Mais le véritable retournement me semble répondre plutôt au principe beckettien : « When you are up to your neck in shit, there is nothing for it but sing. » Chez Valérie Rouzeau : “Qu’allons-nous devenir avant que tout s’achève / Il va falloir chanter à la barbe de l’horreur “ (p121). On qualifie souvent ce “chant”, non sans raison, de léger, souriant, primesautier… on aura compris que c’est une forme de politesse du désespoir, façon de ne pas en rajouter et de ramener un peu de soleil par l’écriture. Mais il faut voir aussi combien il est savant, travaillé, minutieux sous son allure allègre, parfois enfantine et rieuse : « j’ai beaucoup fait l’enfant » (p46) ne signifie aucunement être poétiquement naïve, mais rechercher des effets spécifiques avec des moyens appropriés.
Dans ce livre, il y a d’abord le choix habile du recueil, c’est-à-dire l’absence de plan perceptible, d’un ordre ou d’un bâti d’ensemble qui serait signifiant avec parties, titres et sous-titres, groupements, séries, etc. Ici, rien de lourdement démonstratif, chaque poème est autonome sur sa page et varie entre quatre et quatorze vers, sans le cadrage formel proche du sonnet qui caractérisait Vrouz. On retrouve cette liberté et cette diversité dans l’origine du poème. Le plus souvent, il part d’un instantané, d’un arrêt sur un détail du quotidien : un menu au restaurant (p30), un escargot (p31), un pot de basilic (p107) ou un chant d’oiseau (p119)… Ce peut être aussi un micro-événement dans la vie de l’auteure : « je persiste à narrer mes petites affaires » (p42), aussi bien l’horoscope du jour à la caisse du supermarché (p58) qu’un problème dentaire (p86), les soldes sans achat (p98), l’invasion de « pourriels » (p70), ou la cuisson des coquillettes (p29)… Ce peut être encore une rencontre imprévue (p34 ,65, 82, 101, 110…) ou un étonnement de langue : l’abus des acronymes (p49), le double sens de « supporter » (p71), le palindrome « kayak » (p15), l’étrange expression « Voyons voir » (p19)… On peut citer encore la remontée d’un souvenir d’enfance (p37, 78, 106) ou le « passage éclair du bel électricien » (p45)… Cette variété constante de l’origine du poème surprend le lecteur autant qu’elle l’amène à partager le quotidien de l’auteure, dans une sorte de familiarité amicale et distante à la fois, de proximité sans épanchement. Cet ancrage de la poésie dans la réalité prosaïque est aussi une façon d’amener par touches successives, sans grands discours, à une vision critique de la vie, de la société, du monde, aujourd’hui.

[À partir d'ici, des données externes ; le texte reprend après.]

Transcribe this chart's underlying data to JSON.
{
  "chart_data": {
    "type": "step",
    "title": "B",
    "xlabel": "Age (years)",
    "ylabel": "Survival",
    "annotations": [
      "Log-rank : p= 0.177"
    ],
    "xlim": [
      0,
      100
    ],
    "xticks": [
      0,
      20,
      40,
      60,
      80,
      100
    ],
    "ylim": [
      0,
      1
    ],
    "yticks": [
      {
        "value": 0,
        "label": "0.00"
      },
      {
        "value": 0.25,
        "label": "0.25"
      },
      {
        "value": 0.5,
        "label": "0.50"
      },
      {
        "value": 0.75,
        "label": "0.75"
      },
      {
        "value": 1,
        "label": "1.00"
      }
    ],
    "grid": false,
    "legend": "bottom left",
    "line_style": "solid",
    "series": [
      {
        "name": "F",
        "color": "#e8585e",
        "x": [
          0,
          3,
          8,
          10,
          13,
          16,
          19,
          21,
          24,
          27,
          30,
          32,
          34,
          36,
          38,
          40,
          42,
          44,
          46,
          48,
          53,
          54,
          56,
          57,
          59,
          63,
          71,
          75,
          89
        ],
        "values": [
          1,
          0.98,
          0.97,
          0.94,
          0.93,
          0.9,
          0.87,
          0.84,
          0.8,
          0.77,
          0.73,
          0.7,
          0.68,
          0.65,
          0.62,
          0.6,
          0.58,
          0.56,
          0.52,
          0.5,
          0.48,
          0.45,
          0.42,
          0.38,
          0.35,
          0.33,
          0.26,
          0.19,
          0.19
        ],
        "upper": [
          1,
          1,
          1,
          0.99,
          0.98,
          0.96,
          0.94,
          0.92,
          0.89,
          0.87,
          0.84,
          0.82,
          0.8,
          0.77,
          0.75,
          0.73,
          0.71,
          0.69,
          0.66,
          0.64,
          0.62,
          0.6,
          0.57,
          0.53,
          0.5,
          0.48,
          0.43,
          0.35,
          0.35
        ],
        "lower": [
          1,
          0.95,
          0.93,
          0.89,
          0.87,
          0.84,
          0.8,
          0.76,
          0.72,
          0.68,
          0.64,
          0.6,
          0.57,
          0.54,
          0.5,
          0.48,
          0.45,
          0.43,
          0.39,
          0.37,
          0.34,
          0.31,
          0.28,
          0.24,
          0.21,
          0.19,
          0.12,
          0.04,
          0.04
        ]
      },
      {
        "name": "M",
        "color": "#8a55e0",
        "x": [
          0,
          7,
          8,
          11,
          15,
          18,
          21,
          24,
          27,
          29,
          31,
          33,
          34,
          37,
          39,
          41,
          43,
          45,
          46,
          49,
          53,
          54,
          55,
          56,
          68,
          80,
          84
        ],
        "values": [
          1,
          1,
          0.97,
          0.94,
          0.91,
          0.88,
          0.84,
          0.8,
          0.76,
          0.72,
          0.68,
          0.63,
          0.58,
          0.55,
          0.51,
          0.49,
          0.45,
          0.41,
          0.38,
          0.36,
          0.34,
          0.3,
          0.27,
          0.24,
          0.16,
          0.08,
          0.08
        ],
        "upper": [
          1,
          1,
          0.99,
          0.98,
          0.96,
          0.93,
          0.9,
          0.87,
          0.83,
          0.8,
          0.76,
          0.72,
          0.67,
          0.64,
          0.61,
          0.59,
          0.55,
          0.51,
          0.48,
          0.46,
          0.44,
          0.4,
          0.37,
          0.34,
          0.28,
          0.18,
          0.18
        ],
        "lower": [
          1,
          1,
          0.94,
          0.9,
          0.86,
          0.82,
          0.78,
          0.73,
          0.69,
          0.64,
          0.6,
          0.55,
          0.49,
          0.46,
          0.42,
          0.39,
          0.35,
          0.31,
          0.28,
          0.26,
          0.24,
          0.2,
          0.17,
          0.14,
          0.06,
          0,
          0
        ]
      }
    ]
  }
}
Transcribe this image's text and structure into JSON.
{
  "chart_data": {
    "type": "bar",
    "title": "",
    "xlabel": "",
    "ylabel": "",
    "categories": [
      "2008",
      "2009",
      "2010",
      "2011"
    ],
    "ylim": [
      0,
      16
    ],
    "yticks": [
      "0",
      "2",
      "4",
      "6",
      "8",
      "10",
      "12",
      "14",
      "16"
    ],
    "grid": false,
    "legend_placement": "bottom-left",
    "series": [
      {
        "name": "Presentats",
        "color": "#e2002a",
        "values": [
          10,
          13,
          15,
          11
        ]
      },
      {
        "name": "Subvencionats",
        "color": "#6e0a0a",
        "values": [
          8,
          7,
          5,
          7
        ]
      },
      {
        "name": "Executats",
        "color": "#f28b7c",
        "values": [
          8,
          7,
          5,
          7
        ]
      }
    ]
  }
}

On retrouve ce souci de liberté et de diversité dans l’écriture ; sous une allure à l’emporte-pièce, dansante, joueuse, on reste frappé par le travail minutieux du tissu de sens et de son pour chaque poème, ainsi que par l’inventivité et le renouvellement constant des procédés. Ils peuvent être utilisés à plusieurs reprises dans le livre, mais pas de façon répétitive ou systématique. Par exemple, on retrouve la cadence du vers régulier, mais sitôt qu’elle risque de s’installer, peser, l’auteur va produire un décalage, un déboitement, ne serait-ce que par le flottement provoqué par l’absence de ponctuation. De même pour les échos sonores, multiples mais bien plus présents dans le corps du poème qu’à la rime, même si celle-ci n’est pas interdite. On peut aussi parler de poésie savante si l’on considère le nombre de citations littéraires, qu’elles soient en exergue ou noyées dans le texte, indiquées en notes comme pour les « poèmes glanés » ou laissées à l’oreille du lecteur, sans marque distinctive. Mais il faudrait alors répertorier également toutes les références à la culture populaire, à la chanson, aux comptines d’enfance, aux messages publicitaires… Et il en va de même pour le vocabulaire, qui varie du précieux au trivial, ou pour les registres de langue, tous présents. Rien ne semble interdit pourvu que ce soit expressif, ajusté. Et on peut ajouter encore nombre de procédés sonores, ou mêlant son- sens : néologismes, emprunts à l’anglais, permutation de termes, déviation d’expressions figées, jeu sur paronymes et homophonies… au point qu’à certains moments le texte peut sembler presque devenu autonome en tant que musique de langue : « Quelle donc de drôle d’idée m’a pris / De m’installer pile tout en face / D’une école maternelle vivace / A l’héliotrope abasourdi » (p21). Ou bien, dans un registre plus trivial : « Le gluten du glouton le buffet à bouffer / Copain ça mange du pain qu’on vive nous les convives / Les potes à leur potée le bœuf carotte roté » (p32)…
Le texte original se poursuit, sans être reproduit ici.